Anyway, the idea was for him to get to see it again one more time, and for my Grandma and all of us to see it for the first time. It was also the first time my sister and I had been out of the country, so there was the whole exciting business of passports and wondering what a trans-Atlantic flight would be like and trying to learn bits and pieces of German (Mom says ‘please’ and ‘thank you’ first, of course, we were too young for ‘beer’, but it sounds the same anyway).

We spent 2 weeks buzzing around southern Germany in a Fiat minibus with the most uncomfortable hard seats I’d ever experienced in a car up til that point. We marveled at the speedy efficiency of the Autobahn. We almost instantly turned the German word for ‘exit’ into a fart joke. We stayed in small European hotels, the like of which don’t exist in the US and so are that much more novel, specifically to a 13-year-old suddenly experiencing The Simpsons and Walker, Texas Ranger overdubbed in German on the TV and meats and cheeses at breakfast.

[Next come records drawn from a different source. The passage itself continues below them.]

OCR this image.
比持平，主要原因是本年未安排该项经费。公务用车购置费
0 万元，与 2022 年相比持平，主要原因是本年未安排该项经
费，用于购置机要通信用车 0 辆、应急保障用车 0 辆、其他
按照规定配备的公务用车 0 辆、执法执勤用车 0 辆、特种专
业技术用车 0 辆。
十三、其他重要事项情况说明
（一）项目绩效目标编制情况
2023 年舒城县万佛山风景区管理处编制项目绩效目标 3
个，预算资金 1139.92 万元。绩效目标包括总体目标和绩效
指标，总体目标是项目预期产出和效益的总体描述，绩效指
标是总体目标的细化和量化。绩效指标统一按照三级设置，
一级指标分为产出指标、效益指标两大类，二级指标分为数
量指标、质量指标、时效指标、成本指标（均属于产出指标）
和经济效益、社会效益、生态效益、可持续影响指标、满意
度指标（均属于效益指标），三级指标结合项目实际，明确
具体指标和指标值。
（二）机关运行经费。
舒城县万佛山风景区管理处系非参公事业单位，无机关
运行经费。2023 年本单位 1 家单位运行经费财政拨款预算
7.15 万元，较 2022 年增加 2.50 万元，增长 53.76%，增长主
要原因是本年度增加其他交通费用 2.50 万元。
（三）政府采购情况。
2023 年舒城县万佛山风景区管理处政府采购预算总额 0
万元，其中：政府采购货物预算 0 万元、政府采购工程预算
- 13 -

And Nutella. Glorious, glorious Nutella. Chocolate for breakfast! How advanced these Europeans were. Every hotel we were in had it as standard. I specifically remember my Grandpa encouraging me to swipe a few of those wee pots in the morning for use later. I was a vegetarian at the time (I know, a teenage vegetarian in Germany – my poor parents) so I lived on pommes frites, afterthought side salads (bad), spaetzle (very good!), and afternoon car snacks of Wasa crispbread with said swiped Nutella smeared on it washed down with kirsch Capri Sun.

It’s curious that I have such vivid food memories of a trip on which I’d given myself limited menu options, but then the adventure of being in Europe for the first time, even while holding up my surly teenage grunge phase business of Totally Not Being Impressed, probably had a lot to do with that. Pretty much everything was new, food or not. Fanta! Milka bars! The Verve’s ‘Bittersweet Symphony’ on MTV Europe, 6 months before we ever heard it in the US!

Germany was also the first place I encountered the kiwi spoon. We went to the zoo in Köln during some sort of festival where there was all sorts of free stuff, including a Zespri booth pushing New Zealand kiwis. They were handing out kiwi halves with the little plastic spoons stuck in them. If you’ve never seen a kiwi spoon, they’ve got a pointy spoon at one side and a serrated edge on the other so you can cut your kiwi in half and scoff it with the same tool – there are even two different designs! Years later when I was in New Zealand with Scott, we got some in the grocery store. When they broke back in the UK, he was so devastated I wrote to Zespri and asked if I could buy some from them. Instead they sent a wee package of 6 of each type to me for free. How’s that for customer care? I still have a few of them. They’re pretty handy, as bits of plastic go.

German Nutella pot
How many can you cram into your bag unnoticed?

But I digress. What I’m really getting at is how nice it is to be reminded of an entire experience, and of my Grandfather in general, by nothing more than a mini pot of Nutella with a German label. I tend to think of my Grandpa when I have Nutella anyway, but this may as well have been the very pot I slipped into my pocket nearly two decades ago as he slyly encouraged sugar-related mischief, as grandparents are wont to do.